Ah, Raimund... a man of many anecdotes! Yes, it's true; I drink wine from time to time but that's all. It's not a big life decision; it's just I'm traveling so much it would be crazy to add alcohol to the mixture. An example, on many occasions I've had shows that have finished at seven in the morning and flights to the next venue at nine or 10 that morning. When you're getting only two hours' sleep, you've got to keep straight!

What equipment do you use in producing music?
I use a Mac with Logic Audio, an Otari eight-track reel to reel, a TLA Tube tracker desk, lots of old spring reverbs, a Hammond organ (until it died during the making of the Mishaps album), and an assortment of guitars and basses.

You've managed to generate quite a buzz in the U.S. even though your releases prior to Mishaps Happening were import-only. Are you likely to DJ here more often as a result of the increased distribution and exposure?
I would hope; I enjoy coming over there.

How often do you DJ and play live?

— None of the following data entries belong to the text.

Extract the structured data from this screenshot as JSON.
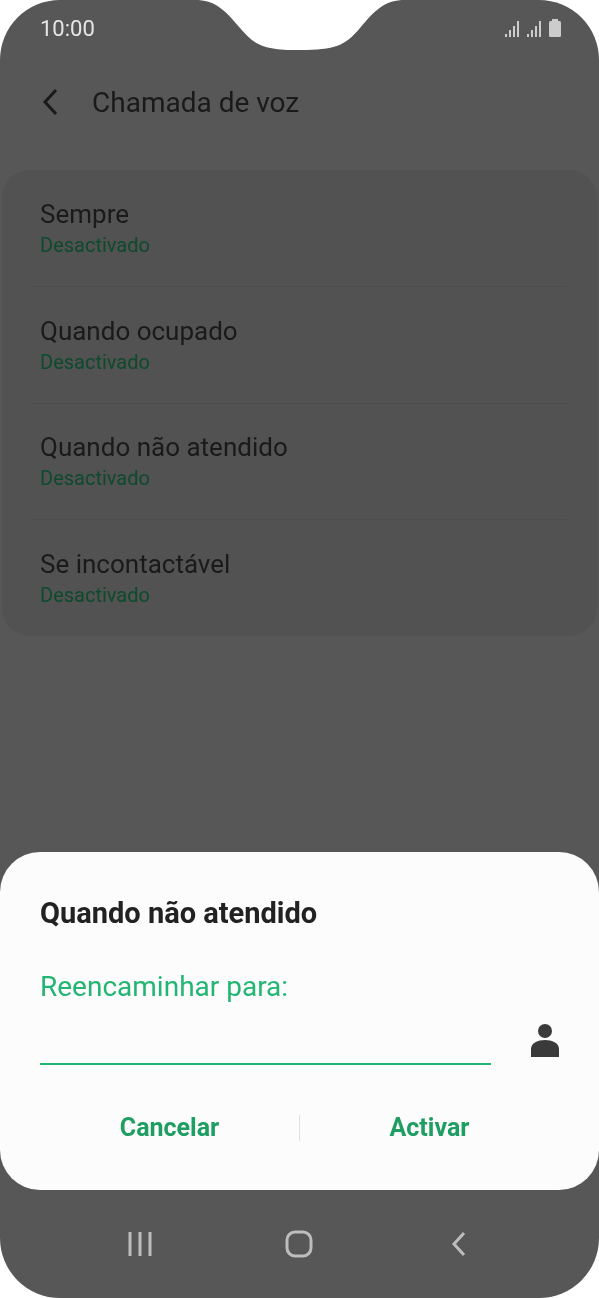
{
  "status_bar": {
    "time": "10:00"
  },
  "header": {
    "title": "Chamada de voz"
  },
  "options": [
    {
      "title": "Sempre",
      "status": "Desactivado"
    },
    {
      "title": "Quando ocupado",
      "status": "Desactivado"
    },
    {
      "title": "Quando não atendido",
      "status": "Desactivado"
    },
    {
      "title": "Se incontactável",
      "status": "Desactivado"
    }
  ],
  "dialog": {
    "title": "Quando não atendido",
    "field_label": "Reencaminhar para:",
    "buttons": [
      "Cancelar",
      "Activar"
    ]
  }
}
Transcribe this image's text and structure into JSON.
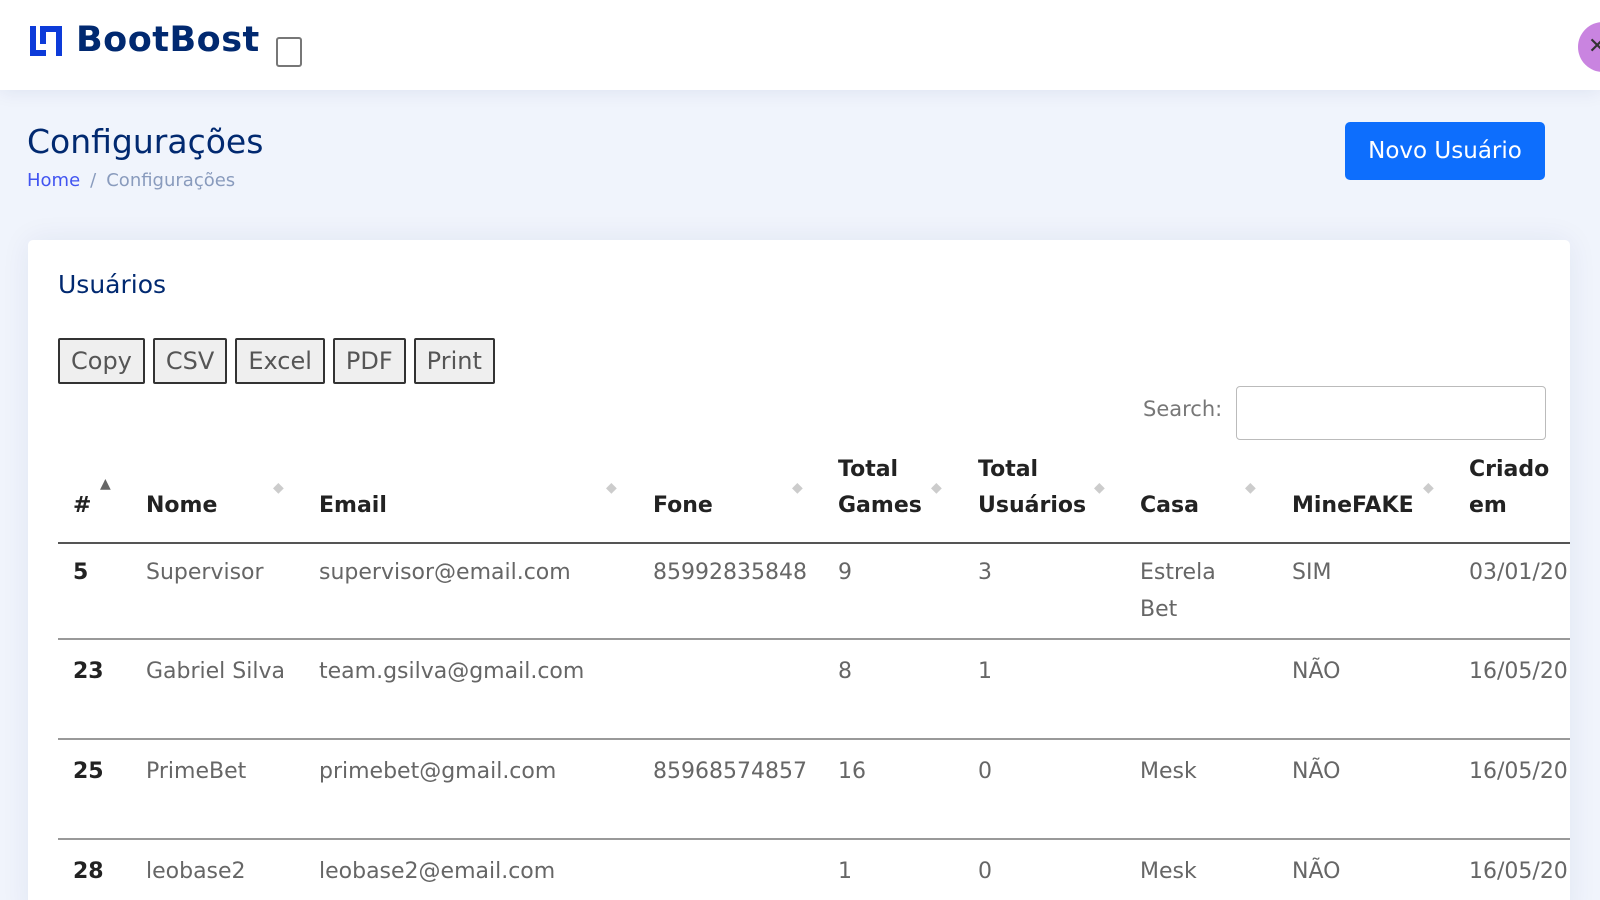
{
  "brand": {
    "name": "BootBost"
  },
  "page": {
    "title": "Configurações"
  },
  "breadcrumb": {
    "items": [
      "Home",
      "Configurações"
    ],
    "separator": "/"
  },
  "actions": {
    "new_user": "Novo Usuário"
  },
  "card": {
    "title": "Usuários"
  },
  "export": {
    "buttons": [
      "Copy",
      "CSV",
      "Excel",
      "PDF",
      "Print"
    ]
  },
  "search": {
    "label": "Search:",
    "value": ""
  },
  "table": {
    "headers": {
      "id": "#",
      "nome": "Nome",
      "email": "Email",
      "fone": "Fone",
      "total_games_1": "Total",
      "total_games_2": "Games",
      "total_usuarios_1": "Total",
      "total_usuarios_2": "Usuários",
      "casa": "Casa",
      "minefake": "MineFAKE",
      "criado_1": "Criado",
      "criado_2": "em"
    },
    "rows": [
      {
        "id": "5",
        "nome": "Supervisor",
        "email": "supervisor@email.com",
        "fone": "85992835848",
        "games": "9",
        "usuarios": "3",
        "casa_1": "Estrela",
        "casa_2": "Bet",
        "minefake": "SIM",
        "criado": "03/01/20"
      },
      {
        "id": "23",
        "nome": "Gabriel Silva",
        "email": "team.gsilva@gmail.com",
        "fone": "",
        "games": "8",
        "usuarios": "1",
        "casa_1": "",
        "casa_2": "",
        "minefake": "NÃO",
        "criado": "16/05/20"
      },
      {
        "id": "25",
        "nome": "PrimeBet",
        "email": "primebet@gmail.com",
        "fone": "85968574857",
        "games": "16",
        "usuarios": "0",
        "casa_1": "Mesk",
        "casa_2": "",
        "minefake": "NÃO",
        "criado": "16/05/20"
      },
      {
        "id": "28",
        "nome": "leobase2",
        "email": "leobase2@email.com",
        "fone": "",
        "games": "1",
        "usuarios": "0",
        "casa_1": "Mesk",
        "casa_2": "",
        "minefake": "NÃO",
        "criado": "16/05/20"
      }
    ]
  },
  "colors": {
    "brand": "#012970",
    "primary_button": "#0d6efd",
    "background": "#f0f4fc",
    "avatar": "#c984e0"
  }
}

How have the live gigs by Quantic Soul Orchestra and by the Limp Twins been received? (In the summer of 2004, QSO was playing at the Glastonbury festival, the Out There festival, and the Istanbul Jazz Festival.)
At the moment I'm doing a gig around every three days; it's pretty busy naturally, as it's the festival season all over Europe. Most gigs seem to go down pretty well; I always judge it by how many people are dancing and by the end of the show they normally are.

As for your contemporaries, whose work intrigues you at the moment?
Inverse Cinematics, the Dapkings, Moonstarr, Spiritual South, the Malcouns and TM Juke.

What's in the works as far as releases, remixes, and tours from your various projects?
I'm working on more Quantic tracks, the next QSO album, a few funk side projects with Jan and Max of the Poets of Rhythm, trying to cut down on remixes and concentrate on my own productions.